Gold forecast: XAU/USD still not out of woods despite big bounce
Over the past couple of days, gold has staged a sharp rebound, climbing roughly 15% from the lows near $4,400 seen in the immediate aftermath of Monday’s follow-on heavy sell-off from last week. Impressive on the surface, yes. But it’s worth remembering this bounce follows an even more aggressive decline. The big question now is whether this calmer spell is simply setting the stage for another leg lower. For me, the near term gold forecast is far from bullish.
Analysis: gold still on shaky ground
There’s no denying the bounce has been punchy. After such a brutal sell-off, some kind of reaction was always likely. That said, I think it’s far too early to start talking about a durable bottom.
For me, this still looks like a counter-trend rally rather than the start of a fresh bullish phase. The scale of the recent decline has almost certainly altered sentiment, and once markets go through that kind of reset, they rarely recover in a straight line. I’d be surprised if we don’t see another bout of selling in the near term.
Gold had effectively been a one-way trade for months, before falling close to 20% peak to trough. Positioning was crowded, momentum was stretched, and eventually something had to give. What we’ve just seen feels like the first proper trend reversal in precious metals.
Moves of that magnitude don’t get repaired overnight, and is therefore far too early to declare an end to the near-term bearish gold forecast.
Yes, dip buyers have shown up around the $4,500 region, and the rebound has been swift. But from a structural point of view, meaningful technical damage has already been done. After swings like this, markets usually need time to consolidate – and that process often involves further downside along the way.
Until the charts prove otherwise, I’m treating this rally as corrective, not the beginning of a new bull run.
Gold: key technical levels
Technically speaking, the decisive break below the psychological $5,000 mark was significant. Not just because it’s a round number, but because of how fast and forceful the move was.
At the moment, gold spot prices appear to be climbing within a short-term rising wedge formation – a pattern that often acts as a bearish continuation rather than a bullish signal.
On the upside, resistance sits around $5,000, with further supply likely near $5,100. These levels now look like areas where sellers may be keen to fade strength.
For confirmation on the downside, I’d be watching the lower boundary of that rising wedge. A break below it could open the door to another swift move lower.
In terms of support, there’s some around $4,900 and then near $4,800, but the key level remains $4,500. That’s still the main line in the sand for now.
Gold forecast: Fundamentals losing some shine
From a macro perspective, some of the factors that powered gold higher earlier in the year are starting to lose momentum.

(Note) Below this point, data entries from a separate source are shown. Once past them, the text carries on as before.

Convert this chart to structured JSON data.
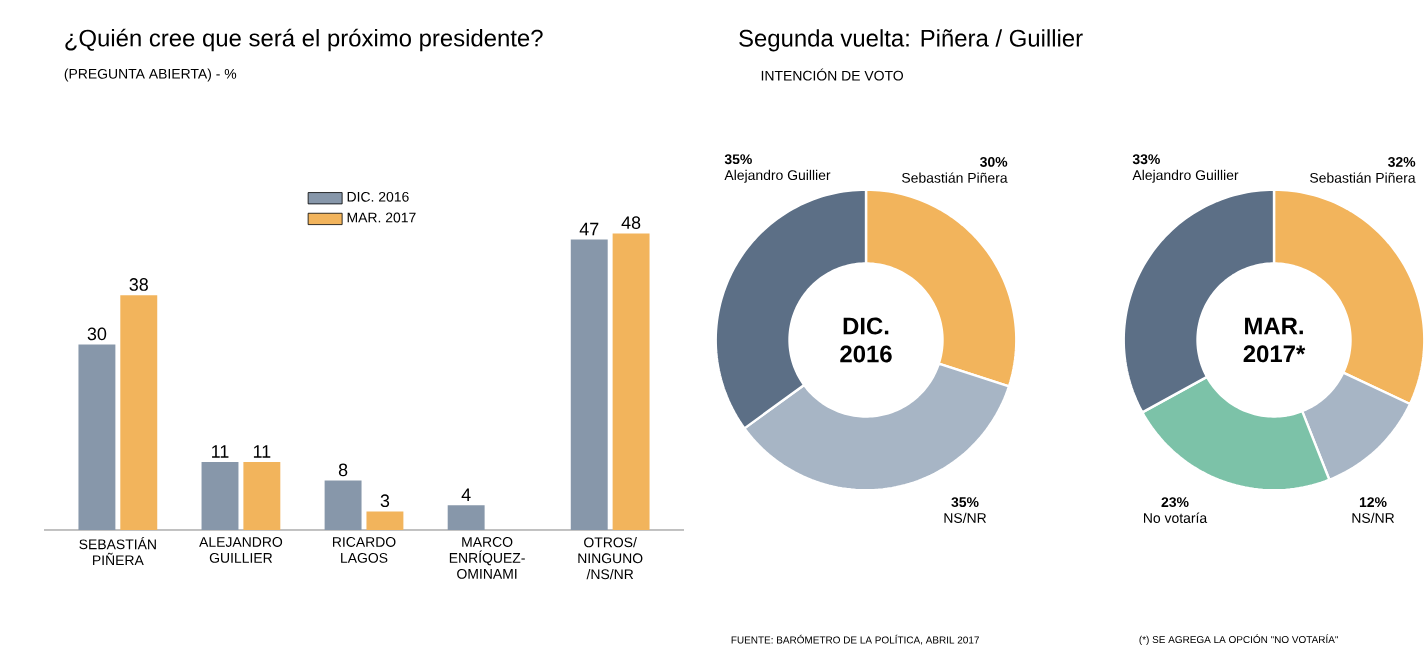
{
  "chart_data": [
    {
      "type": "bar",
      "title": "¿Quién cree que será el próximo presidente?",
      "subtitle": "(PREGUNTA ABIERTA) - %",
      "categories": [
        "SEBASTIÁN PIÑERA",
        "ALEJANDRO GUILLIER",
        "RICARDO LAGOS",
        "MARCO ENRÍQUEZ- OMINAMI",
        "OTROS/ NINGUNO /NS/NR"
      ],
      "series": [
        {
          "name": "DIC. 2016",
          "color": "#8797aa",
          "values": [
            30,
            11,
            8,
            4,
            47
          ]
        },
        {
          "name": "MAR. 2017",
          "color": "#f2b45c",
          "values": [
            38,
            11,
            3,
            null,
            48
          ]
        }
      ],
      "data_labels": true,
      "legend": "top"
    },
    {
      "type": "donut",
      "title": "Segunda vuelta: Piñera / Guillier",
      "subtitle": "INTENCIÓN DE VOTO",
      "categories": [
        "Sebastián Piñera",
        "NS/NR",
        "Alejandro Guillier"
      ],
      "values": [
        30,
        35,
        35
      ],
      "colors": [
        "#f2b45c",
        "#a7b5c5",
        "#5c6f86"
      ],
      "value_labels": [
        "30%",
        "35%",
        "35%"
      ],
      "annotations": [
        "DIC. 2016",
        "FUENTE: BARÓMETRO DE LA POLÍTICA, ABRIL 2017"
      ]
    },
    {
      "type": "donut",
      "categories": [
        "Sebastián Piñera",
        "NS/NR",
        "No votaría",
        "Alejandro Guillier"
      ],
      "values": [
        32,
        12,
        23,
        33
      ],
      "colors": [
        "#f2b45c",
        "#a7b5c5",
        "#7cc2a8",
        "#5c6f86"
      ],
      "value_labels": [
        "32%",
        "12%",
        "23%",
        "33%"
      ],
      "annotations": [
        "MAR. 2017*",
        "(*) SE AGREGA LA OPCIÓN \"NO VOTARÍA\""
      ]
    }
  ]
}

Much of the bullish narrative centred on US monetary policy uncertainty and expectations of deep rate cuts. That tone shifted after Donald Trump named Kevin Warsh as the next Fed chair – a move markets took as relatively hawkish.
The immediate impact was a firm rebound in the US dollar, which is rarely a positive development for gold.
A stronger dollar tends to act as a headwind for precious metals, and if this move turns out to be more than a short-lived bounce, it could continue to weigh on gold prices.
Even today’s weaker-than-expected ADP jobs data failed to derail the dollar’s recovery. Attention now turns to the delayed official US jobs report, expected sometime next week.
Add in firmer oil prices – which generally favour the US over energy-importing economies like the eurozone – and the dollar’s resilience starts to make more sense.
More broadly, the US economy simply doesn’t appear to be slowing as quickly as markets had anticipated. As a result, expectations for aggressive rate cuts have been pared back. Without a clear negative shock in the data, it’s still difficult to build a convincing bearish case for the dollar.
Looking ahead, the focus shifts to ISM services PMI, expected to ease slightly to 53.4. Earlier this week, ISM manufacturing surprised on the upside at 52.6 – its first expansionary reading in a year – reinforcing the idea that US growth momentum may be quietly improving.
Geopolitics offering less support
On the geopolitical front, tensions have eased somewhat. Fears around a potential US–Iran confrontation have cooled, oil prices have softened, and some of the safe-haven demand that supported gold is beginning to unwind.
All told, despite the recent bounce, this still feels like a sell-the-rallies environment for gold – at least until the technical picture starts to look more constructive. For that reason, we maintain a near-term bearish gold forecast.